当罗道夫斯知晓一切,再面对被他敬为教父的黑暗公爵,他将如何自处?

Silber躺下补眠,纳吉尼爬过来拱她的脸,喜滋滋问你真的不要按摩吗?Silber抓起它丢下床去。

风息厅。

八十英尺的大理石会议桌,Voldemort侧身坐在桌首,面孔冷峻地看着跪在地上的安东宁·杜鲁哈——与Silber不同,吸血鬼今早才从魔法部的拘留所脱身,几日来连番的审讯已折磨得他不人不鬼,但他此时的神情是自豪的:

“主人,不管那些傲罗怎么拷问我,我的嘴都没松过,他们问我穆迪和贝拉特里克斯是怎么起的冲突,在哪起的冲突,穆迪的死是不是您的命令,其中有什么阴谋,我不说,他们就不给我吃饭、用冷水淋我、不让我睡觉,我还是不说,他们的队长就开始偷偷对我用钻心剜骨,可我始终没有出卖您,主人——”

“他们没有对你用吐真剂?”Voldemort阴沉地打断了问。

“没有。”杜鲁哈说,“也许他们尝试过,但我没有喝他们给我的水,渴了,我就咬破自己的手腕喝自己的血——”

“摄魂取念呢?”Voldemort很快又问。

杜鲁哈弯下腰去,语气更为自豪:“我的大脑封闭术是您教的啊,主人!不过……是的,他们没有违反魔法部的规定对我摄魂取念——我想他们快要忍耐不住了,也许就在今天,但您派德萨解救了我。我就知道,您是不会不管我的。”

杜鲁哈热泪盈眶,抬头时望了一下Voldemort的身后,那里沉默地站着一位黑衣男巫,无声无息的站姿,仿佛只是黑魔王的一个影子。杜鲁哈匍匐下去,用嘴亲吻Voldemort的鞋面:“主人,您最忠诚的仆人回来了,他没有出卖您,您对隆巴顿的计划仍然是安全的——”

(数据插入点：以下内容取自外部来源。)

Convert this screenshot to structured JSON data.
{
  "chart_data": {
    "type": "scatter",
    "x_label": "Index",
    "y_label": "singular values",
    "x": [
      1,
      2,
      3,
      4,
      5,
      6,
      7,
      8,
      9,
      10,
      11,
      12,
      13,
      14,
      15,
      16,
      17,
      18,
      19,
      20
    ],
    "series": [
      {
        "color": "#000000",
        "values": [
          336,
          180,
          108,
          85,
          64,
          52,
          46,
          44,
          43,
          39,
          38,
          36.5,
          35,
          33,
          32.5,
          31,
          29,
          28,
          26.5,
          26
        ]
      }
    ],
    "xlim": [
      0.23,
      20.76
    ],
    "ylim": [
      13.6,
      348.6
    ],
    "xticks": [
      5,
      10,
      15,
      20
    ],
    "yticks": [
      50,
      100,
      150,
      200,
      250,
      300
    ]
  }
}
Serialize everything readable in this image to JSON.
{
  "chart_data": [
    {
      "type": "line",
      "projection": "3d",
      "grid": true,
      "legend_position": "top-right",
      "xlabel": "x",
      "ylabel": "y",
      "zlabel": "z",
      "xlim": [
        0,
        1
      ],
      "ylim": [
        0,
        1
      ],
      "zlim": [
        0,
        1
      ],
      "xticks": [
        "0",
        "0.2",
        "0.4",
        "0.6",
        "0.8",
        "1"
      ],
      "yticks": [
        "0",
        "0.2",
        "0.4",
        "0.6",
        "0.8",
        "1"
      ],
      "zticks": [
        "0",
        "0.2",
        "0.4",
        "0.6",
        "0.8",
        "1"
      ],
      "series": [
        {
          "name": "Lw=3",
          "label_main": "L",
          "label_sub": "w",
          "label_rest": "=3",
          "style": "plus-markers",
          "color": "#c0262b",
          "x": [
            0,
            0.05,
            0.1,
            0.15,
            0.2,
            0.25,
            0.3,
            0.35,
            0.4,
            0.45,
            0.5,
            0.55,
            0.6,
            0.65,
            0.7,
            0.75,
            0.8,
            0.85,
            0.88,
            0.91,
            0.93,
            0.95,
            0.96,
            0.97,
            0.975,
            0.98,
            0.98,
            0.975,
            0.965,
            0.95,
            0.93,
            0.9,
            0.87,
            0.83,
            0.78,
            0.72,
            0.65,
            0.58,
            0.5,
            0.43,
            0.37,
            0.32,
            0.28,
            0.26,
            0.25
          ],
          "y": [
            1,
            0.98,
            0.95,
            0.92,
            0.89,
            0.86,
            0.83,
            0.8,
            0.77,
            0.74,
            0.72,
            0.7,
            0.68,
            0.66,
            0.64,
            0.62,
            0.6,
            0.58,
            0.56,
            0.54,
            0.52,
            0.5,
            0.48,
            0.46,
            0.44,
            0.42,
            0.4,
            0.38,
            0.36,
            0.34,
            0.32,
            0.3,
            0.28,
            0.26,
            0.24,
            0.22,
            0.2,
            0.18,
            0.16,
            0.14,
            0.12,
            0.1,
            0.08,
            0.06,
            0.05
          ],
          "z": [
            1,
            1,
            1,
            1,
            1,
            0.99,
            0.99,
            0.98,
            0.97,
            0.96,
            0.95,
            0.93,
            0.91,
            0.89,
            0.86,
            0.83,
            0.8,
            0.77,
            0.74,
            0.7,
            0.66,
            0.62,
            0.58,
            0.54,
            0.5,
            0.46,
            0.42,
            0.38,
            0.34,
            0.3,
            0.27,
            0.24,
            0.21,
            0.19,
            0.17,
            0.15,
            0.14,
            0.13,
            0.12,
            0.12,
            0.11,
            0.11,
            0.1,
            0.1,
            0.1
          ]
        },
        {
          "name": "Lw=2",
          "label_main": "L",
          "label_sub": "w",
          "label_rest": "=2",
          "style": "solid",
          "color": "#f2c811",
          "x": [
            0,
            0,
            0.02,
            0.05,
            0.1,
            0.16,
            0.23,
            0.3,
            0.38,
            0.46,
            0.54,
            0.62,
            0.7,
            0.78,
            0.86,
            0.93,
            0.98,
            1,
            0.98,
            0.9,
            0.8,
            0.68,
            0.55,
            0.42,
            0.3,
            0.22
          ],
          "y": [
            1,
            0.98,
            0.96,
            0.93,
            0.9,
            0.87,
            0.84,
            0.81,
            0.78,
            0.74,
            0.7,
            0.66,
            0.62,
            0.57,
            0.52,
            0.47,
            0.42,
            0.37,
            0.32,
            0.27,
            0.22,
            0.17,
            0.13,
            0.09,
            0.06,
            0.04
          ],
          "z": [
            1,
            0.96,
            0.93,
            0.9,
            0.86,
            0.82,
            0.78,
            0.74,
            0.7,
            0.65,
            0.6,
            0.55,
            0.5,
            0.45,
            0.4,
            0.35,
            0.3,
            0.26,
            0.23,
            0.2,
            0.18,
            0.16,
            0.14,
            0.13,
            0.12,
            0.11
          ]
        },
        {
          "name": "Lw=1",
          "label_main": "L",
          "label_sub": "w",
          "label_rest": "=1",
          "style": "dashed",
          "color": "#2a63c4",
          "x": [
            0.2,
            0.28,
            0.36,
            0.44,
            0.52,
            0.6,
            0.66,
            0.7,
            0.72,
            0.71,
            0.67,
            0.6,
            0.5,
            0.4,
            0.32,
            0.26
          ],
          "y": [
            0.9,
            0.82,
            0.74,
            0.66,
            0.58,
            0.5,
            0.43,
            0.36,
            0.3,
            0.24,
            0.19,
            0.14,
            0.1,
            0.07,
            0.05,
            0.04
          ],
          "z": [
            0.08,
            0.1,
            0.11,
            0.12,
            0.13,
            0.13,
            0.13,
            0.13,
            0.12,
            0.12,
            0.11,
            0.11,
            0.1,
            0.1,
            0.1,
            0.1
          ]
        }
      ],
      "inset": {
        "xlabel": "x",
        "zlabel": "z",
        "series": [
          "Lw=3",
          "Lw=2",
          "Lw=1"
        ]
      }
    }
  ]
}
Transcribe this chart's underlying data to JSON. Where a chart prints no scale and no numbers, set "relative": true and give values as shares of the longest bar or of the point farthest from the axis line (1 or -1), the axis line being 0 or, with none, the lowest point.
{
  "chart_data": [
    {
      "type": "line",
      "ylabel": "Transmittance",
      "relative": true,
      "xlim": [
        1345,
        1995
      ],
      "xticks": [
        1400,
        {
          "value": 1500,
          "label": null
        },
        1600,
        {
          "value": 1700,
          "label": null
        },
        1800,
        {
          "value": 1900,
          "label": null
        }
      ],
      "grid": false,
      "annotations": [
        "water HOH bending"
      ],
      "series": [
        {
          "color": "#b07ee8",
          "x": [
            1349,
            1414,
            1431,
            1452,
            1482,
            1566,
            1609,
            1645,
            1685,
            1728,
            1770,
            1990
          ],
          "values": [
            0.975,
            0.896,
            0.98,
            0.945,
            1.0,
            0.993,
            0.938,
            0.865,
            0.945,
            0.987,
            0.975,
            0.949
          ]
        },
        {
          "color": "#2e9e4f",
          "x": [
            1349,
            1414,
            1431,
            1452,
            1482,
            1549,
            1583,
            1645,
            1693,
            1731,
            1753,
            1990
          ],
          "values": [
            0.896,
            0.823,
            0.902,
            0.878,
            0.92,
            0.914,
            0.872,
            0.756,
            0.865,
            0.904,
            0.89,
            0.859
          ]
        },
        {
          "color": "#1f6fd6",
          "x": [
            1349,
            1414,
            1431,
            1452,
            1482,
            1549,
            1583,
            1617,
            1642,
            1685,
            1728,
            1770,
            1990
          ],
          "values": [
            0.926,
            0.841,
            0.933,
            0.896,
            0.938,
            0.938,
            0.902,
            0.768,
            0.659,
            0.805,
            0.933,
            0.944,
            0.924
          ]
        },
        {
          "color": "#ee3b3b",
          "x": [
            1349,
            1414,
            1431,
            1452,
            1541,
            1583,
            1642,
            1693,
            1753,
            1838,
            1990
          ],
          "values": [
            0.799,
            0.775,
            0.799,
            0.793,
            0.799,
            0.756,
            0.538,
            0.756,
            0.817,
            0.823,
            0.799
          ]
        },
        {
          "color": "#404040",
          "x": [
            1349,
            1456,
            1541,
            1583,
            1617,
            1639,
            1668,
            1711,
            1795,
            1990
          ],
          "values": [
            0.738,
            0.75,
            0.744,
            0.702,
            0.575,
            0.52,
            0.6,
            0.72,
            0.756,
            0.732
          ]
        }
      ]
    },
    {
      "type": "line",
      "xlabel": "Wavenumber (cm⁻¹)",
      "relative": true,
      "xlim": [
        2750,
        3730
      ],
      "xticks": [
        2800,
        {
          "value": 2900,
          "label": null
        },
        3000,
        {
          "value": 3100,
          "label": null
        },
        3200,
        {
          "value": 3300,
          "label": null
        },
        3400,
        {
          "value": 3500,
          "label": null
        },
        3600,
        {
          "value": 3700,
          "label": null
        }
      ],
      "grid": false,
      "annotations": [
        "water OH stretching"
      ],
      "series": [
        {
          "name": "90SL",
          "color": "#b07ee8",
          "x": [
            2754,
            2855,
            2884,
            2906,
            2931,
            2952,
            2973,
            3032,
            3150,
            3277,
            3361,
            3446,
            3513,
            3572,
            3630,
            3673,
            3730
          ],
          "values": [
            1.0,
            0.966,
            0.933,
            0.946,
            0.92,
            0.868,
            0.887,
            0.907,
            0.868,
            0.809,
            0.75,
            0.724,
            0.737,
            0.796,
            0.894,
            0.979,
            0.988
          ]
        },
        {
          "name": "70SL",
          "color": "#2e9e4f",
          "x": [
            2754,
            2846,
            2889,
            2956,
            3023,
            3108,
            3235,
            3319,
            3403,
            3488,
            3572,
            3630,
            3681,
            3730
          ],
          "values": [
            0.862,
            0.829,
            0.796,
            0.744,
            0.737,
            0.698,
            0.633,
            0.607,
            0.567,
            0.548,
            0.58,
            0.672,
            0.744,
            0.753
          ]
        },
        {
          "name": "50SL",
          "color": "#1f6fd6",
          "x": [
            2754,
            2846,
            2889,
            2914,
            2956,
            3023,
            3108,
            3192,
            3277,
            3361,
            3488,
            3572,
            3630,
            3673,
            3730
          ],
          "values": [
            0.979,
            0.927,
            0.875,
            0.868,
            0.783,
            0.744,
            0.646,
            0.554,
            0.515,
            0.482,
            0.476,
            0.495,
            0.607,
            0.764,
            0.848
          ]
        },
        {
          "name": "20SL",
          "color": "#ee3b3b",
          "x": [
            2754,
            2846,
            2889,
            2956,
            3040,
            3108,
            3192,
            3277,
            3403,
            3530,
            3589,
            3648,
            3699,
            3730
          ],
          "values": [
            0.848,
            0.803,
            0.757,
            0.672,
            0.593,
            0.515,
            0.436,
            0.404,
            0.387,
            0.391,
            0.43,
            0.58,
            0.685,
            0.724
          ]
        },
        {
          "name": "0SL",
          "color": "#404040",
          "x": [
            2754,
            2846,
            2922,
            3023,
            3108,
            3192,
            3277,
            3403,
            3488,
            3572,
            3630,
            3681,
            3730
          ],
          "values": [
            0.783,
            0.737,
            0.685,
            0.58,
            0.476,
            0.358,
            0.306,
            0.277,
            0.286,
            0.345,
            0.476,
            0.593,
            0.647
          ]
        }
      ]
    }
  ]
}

“计划安全?”Voldemort轻声默念,他一脚蹬在杜鲁哈的心窝,猛的将他踹倒在地面:“穆迪死了,你还来跟我讲什么计划?”

杜鲁哈一骨碌爬回他脚下,脸上的自豪消失了,他惶恐地说:“可至少,我没让外界知道您对那个男孩的意图——”说到这,他忽然挺直上身,将音量提高了:“这都要怪贝拉特里克斯,主人!要不是那个蠢女人对付不了穆迪,让他逃到了魔法部门口,又何至于杀了他,把您的计划生生耽误了!她闯下这么大个祸事,您就不该心慈保释了她。”

“我不该保释的是你!”Voldemort扬手一记耳光,扇得他嘴角立时淌出血来,杜鲁哈一动也没敢动,仍然直挺挺地跪着,Voldemort指着他的鼻子厉声道:“明明是你自己捅出的篓子,还想往别人身上怪罪!要不是你贪功冒进,趁着罗道夫斯外出私自提审穆迪,让穆迪挣脱了夺魂咒的控制,他可能逃走?当初你和罗道夫斯去绑他前我就反复强调,此人身经百战绝不可轻视,你把我的话全当耳边风了!还想单枪匹马跟他干,结果差点被人活捉进魔法部——贝拉救了你的狗命,你不知感激居然还反咬她一口,真当我是瞎的,什么都不知道吗!”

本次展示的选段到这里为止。